Il vero valore del Bitcoin

Teunis Brosens è chiaro fin dalle prime righe: nel lungo periodo, il Bitcoin ha poco da offrire alla massa degli investitori. Probabilmente, ritornerà da dove è venuto, ossia diventerà un prodotto di nicchia per un ristretto gruppo di appassionati. La chiave sta nei vantaggi connessi al Bitcoin, i quali, pur destando parecchio interesse, potrebbero rappresentare un ostacolo nella prospettiva di una diffusione ampia e duratura di questo asset. Inoltre, il valore del Bitcoin, oggi altissimo, si basa non su fondamentali strutturali, bensì su elementi instabili. L’instabilità del Bitcoin è simboleggiata dal fatto che, dopotutto, si appoggia a una piattaforma opensource, quindi ampiamente editabile. Si spiegano così le due hard fork messe in piedi nel giro di quattro mesi, le quali hanno dato vita a Bitcoin Cash e Bitcoin Gold. Se questo “dettaglio” può sembrare una dimostrazione di forza, in quanto simbolo della capacità della criptovaluta di rispondere alle esigenze esterne e rinnovarsi, alla lunga dona una certa instabilità al progetto.

Alla luce di questa instabilità, ben rappresentata per altro da un mercato in continua crescita, la domanda “qual è il vero valore del Bitcoin” risulta più legittimata che mai.

Brosens, prima di tutto, tiene a descrivere il profilo dell’investitore medio del Bitcoin nel prossimo futuro, a passioni sopite. Commerceranno in Bitcoin i fanatici della tecnologia (e in particolare della tecnologia Blockchain, le persone ossessionate dalla privacy, gli investitori terrorizzate dall’inflazione e dalla paura di una svalutazione delle monete tradizionali, hater di istituzioni e banche centrali.

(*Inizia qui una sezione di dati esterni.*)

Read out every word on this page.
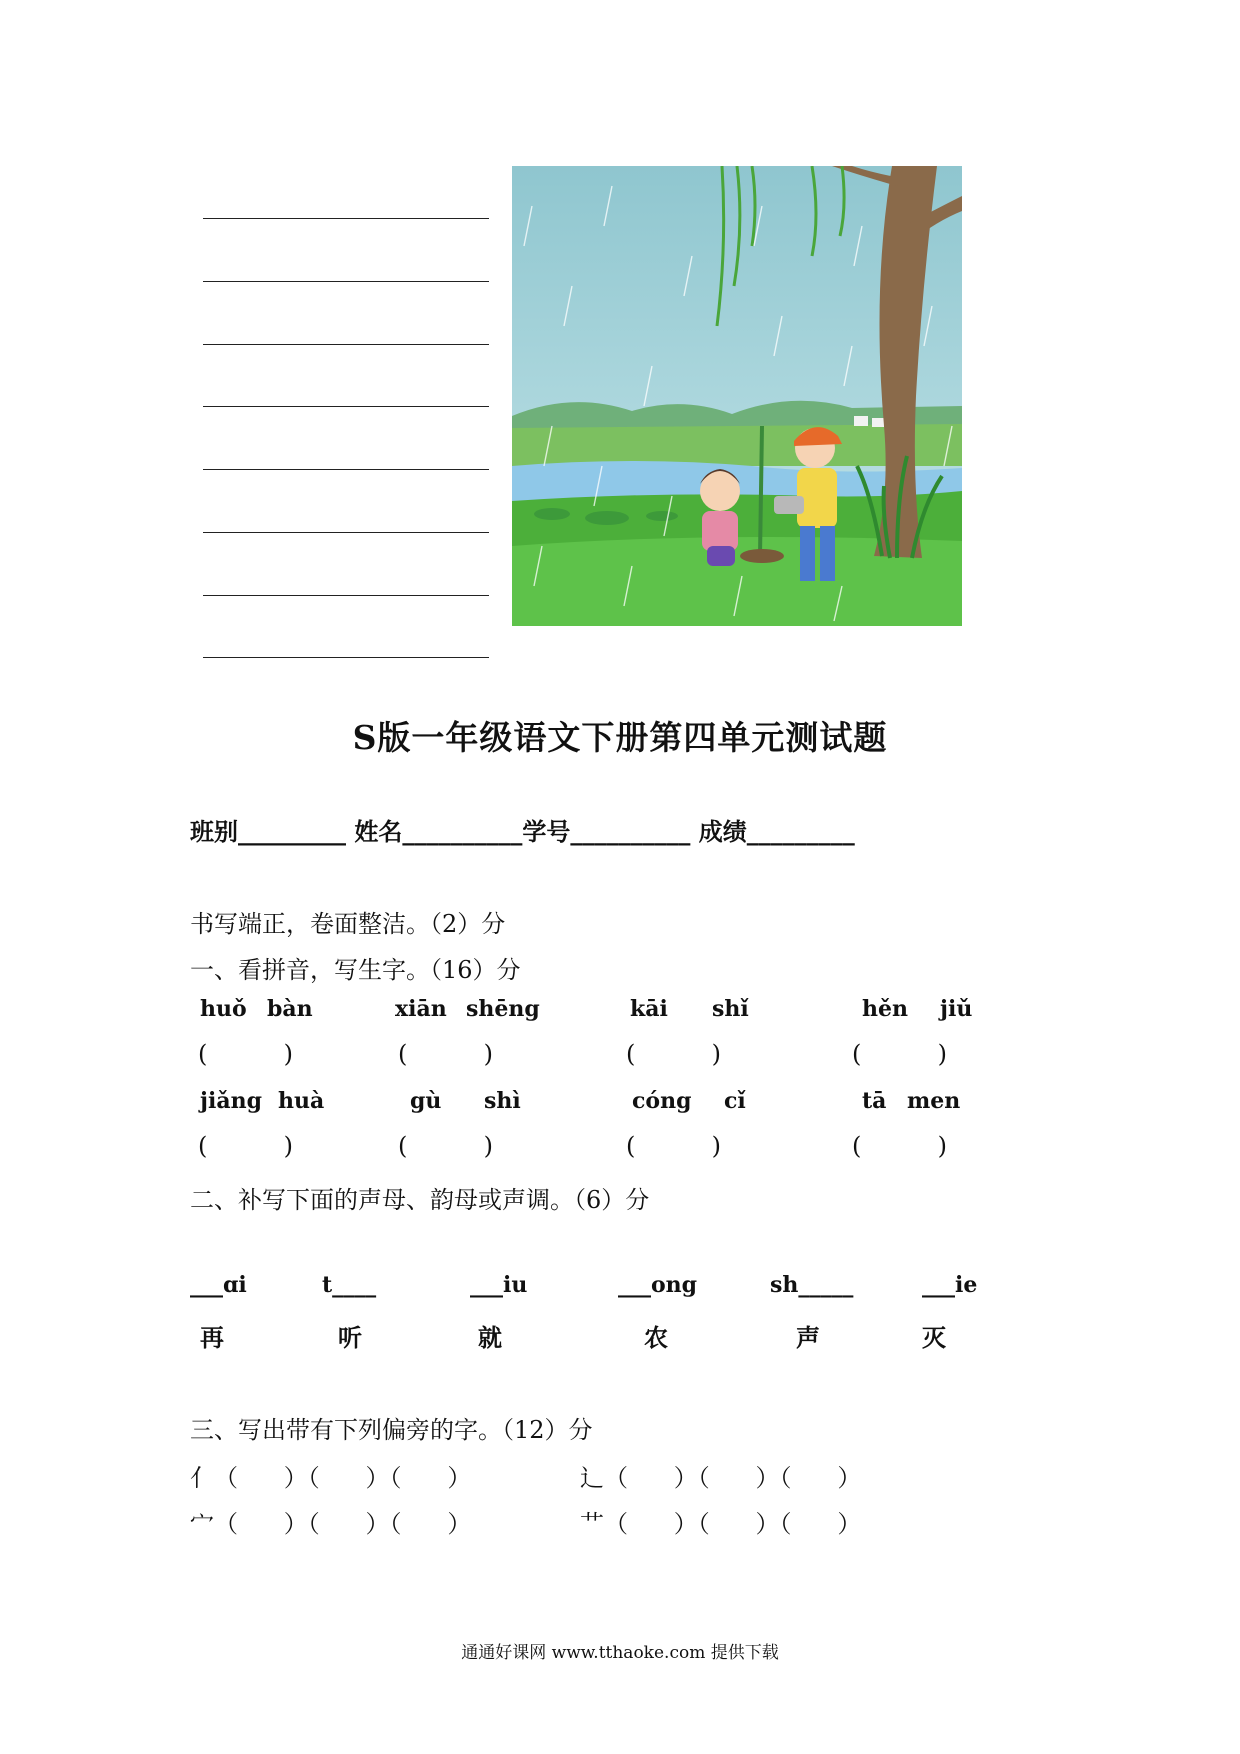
S版一年级语文下册第四单元测试题
班别_________ 姓名__________学号__________ 成绩_________
书写端正，卷面整洁。（2）分
一、看拼音，写生字。（16）分
huǒ bàn	xiān shēng	kāi shǐ	hěn jiǔ
(          )	(          )	(          )	(          )
jiǎng huà	gù shì	cóng cǐ	tā men
(          )	(          )	(          )	(          )
二、补写下面的声母、韵母或声调。（6）分
___ɑi	t____	___iu	___ong	sh_____	___ie
再	听	就	农	声	灭
三、写出带有下列偏旁的字。（12）分
亻（      ）（      ）（      ）	辶（      ）（      ）（      ）
宀（      ）（      ）（      ）	艹（      ）（      ）（      ）
通通好课网 www.tthaoke.com 提供下载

Brosens, successivamente, individua un termine di paragone, un asset al quale il Bitcoin possa essere comparato. A giudicare dalla redditività, il Bitcoin potrebbe essere comparato a un prodotto ad alto rischio, come un titolo azionario o una obbligazione sui generis. A ben vedere, però, gli elementi in comune finiscono qui. Dietro un’azione o una obbligazione c’è sempre una realtà strutturata, che attraverso le sue performance nell’economia reale incide sul valore del titolo. Nel Bitcoin non c’è niente di tutto questo. Quindi, non rimane che paragonarlo a quello che dice di essere: a una valuta. Il paragone, da certi punti di vista, regge anche se si contano grosse differenze. Tra queste, la celebre assenza di una banca centrale. A suppore il Bitcoin, a mo’ di sottostante, non rimane che l’opinione che l’investitori hanno di esso, la fiducia che gli prestano. Ciò vuol dire che se in un prossimo futuro il Bitcoin non venisse più percepito come strumento di investimento efficace, il suo valore potrebbe scendere a zero. Eventualità, questa, che non riguarda le valute tradizionali, le quali sono sorrette (oltre che da un uso pratico e diffuso) dalle politiche della banca centrale.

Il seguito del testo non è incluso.